- 2 cups vegetable stock
- About a pound of small fresh tomatillos, or
- a 16 ounce can of crushed tomatillos
- 1 medium onion
- 1 clove of garlic
- 1 serrano chile, or more to taste
- 1 cup of fresh cilantro
- Your choice of squash, 2 medium. I use carnival and acorn squash.
- 1 cup unsalted pepitas (shelled pumkins seeds)
- About two tablespoons of vegetable oil
- Salt and white pepper to taste
- Toasted pumpkin seeds and chopped cilantro, to garnish
Cut the squash in half. Roast in a shallow pan with a little bit of vegetable oil in a hot 375 degree oven. The squash halves will be done when its easy to pierce them with a fork, usually about 30 to 40 minutes, depending on the size of the squash.
Boil the the tomatillos, the onion, the garlic and the serrano chile in a cup of vegetable stock. When the tomatillo mixture is very soft (about 10 minutes), set aside and let it cool.

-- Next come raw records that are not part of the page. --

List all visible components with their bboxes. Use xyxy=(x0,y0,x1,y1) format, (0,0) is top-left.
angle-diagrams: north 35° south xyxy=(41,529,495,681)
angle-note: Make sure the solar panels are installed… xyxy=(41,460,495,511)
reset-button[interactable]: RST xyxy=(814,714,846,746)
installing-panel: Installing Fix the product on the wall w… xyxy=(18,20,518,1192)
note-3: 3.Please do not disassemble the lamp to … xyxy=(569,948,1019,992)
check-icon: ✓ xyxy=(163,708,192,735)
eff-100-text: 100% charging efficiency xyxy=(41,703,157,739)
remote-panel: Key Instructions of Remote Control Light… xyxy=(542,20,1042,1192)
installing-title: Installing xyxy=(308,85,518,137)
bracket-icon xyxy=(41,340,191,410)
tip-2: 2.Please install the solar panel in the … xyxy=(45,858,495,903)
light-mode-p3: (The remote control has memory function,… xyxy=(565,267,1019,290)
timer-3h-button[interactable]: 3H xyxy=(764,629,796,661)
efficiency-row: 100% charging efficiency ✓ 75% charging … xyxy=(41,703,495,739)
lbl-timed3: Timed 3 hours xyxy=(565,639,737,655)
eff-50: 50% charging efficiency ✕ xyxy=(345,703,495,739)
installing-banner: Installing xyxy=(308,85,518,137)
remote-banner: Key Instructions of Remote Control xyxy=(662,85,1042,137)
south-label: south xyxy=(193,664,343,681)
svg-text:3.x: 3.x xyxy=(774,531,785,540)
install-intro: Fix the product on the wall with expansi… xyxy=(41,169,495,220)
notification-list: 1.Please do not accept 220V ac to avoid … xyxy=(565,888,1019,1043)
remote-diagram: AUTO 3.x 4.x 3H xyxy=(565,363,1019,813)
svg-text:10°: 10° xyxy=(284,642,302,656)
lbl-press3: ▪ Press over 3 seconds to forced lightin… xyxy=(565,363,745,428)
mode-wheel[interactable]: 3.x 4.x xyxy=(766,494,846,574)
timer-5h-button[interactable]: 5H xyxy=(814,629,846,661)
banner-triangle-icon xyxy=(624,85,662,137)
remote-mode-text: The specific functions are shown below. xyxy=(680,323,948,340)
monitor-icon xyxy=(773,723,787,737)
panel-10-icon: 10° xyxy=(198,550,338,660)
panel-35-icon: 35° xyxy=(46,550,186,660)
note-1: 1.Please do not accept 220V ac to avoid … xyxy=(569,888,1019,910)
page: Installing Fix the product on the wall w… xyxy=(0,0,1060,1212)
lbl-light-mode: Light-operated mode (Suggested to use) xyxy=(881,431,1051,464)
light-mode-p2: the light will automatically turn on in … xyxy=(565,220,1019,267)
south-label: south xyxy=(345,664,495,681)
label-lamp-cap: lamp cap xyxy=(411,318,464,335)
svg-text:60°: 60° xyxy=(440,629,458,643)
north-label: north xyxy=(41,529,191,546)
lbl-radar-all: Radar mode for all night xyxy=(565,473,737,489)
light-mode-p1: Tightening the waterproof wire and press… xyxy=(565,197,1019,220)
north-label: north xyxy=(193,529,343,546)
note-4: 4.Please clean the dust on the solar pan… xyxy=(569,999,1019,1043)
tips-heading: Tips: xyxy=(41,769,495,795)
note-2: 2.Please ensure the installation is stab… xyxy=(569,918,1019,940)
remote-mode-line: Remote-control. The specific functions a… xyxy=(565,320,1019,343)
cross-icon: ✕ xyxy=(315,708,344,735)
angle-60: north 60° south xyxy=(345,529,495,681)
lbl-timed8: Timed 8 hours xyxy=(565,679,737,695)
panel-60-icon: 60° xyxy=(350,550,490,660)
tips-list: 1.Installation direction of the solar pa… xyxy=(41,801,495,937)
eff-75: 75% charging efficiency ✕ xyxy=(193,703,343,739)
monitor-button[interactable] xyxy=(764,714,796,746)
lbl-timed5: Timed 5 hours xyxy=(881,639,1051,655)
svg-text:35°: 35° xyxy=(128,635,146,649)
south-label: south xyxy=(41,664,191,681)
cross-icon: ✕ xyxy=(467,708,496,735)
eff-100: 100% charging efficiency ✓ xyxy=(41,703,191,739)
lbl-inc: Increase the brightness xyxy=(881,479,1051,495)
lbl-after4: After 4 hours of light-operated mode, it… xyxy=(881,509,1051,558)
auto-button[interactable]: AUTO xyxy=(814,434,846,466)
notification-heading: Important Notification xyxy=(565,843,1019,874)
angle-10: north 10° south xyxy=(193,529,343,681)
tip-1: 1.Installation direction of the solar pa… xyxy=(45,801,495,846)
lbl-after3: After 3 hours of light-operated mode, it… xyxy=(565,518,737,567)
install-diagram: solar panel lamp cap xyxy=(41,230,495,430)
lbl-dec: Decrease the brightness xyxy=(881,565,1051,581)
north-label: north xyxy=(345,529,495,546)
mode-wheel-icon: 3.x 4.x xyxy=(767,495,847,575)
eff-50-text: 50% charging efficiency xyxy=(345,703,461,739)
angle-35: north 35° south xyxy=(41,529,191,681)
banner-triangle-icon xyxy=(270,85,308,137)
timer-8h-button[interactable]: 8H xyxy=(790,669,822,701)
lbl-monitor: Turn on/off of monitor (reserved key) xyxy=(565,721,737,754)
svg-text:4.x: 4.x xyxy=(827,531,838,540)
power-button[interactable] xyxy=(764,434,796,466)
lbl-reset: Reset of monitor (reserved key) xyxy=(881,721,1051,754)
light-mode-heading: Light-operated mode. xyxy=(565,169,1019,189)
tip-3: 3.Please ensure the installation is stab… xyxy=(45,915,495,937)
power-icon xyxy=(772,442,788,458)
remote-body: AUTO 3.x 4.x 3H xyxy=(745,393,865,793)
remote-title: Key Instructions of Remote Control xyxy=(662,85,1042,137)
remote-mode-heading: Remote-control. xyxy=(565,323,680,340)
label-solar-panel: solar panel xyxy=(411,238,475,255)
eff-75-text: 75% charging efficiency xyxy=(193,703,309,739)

Ground the pepitas in a blender until you obtain a fine powder. The finer the powder, the smoother your sauce will be. Make sure you don't add any liquid. Pulverizing the dry seeds makes the sauce delicate and nutty, adding liquid changes the flavor. Set aside for later.
Blend the tomatillo mixture and the fresh cilantro and another cup of the vegetable stock in a blender, until you have a smooth sauce, similar to "salsa verde". Transfer to a sauce pan and start cooking under low heat. Add the pumkin seed powder and stir often, add salt and white pepper to taste.
Correct the seasonings. Serve with white rice, warm corn tortillas or cornbread. Garnish with extra toasted pumpkin seeds and chopped cilantro.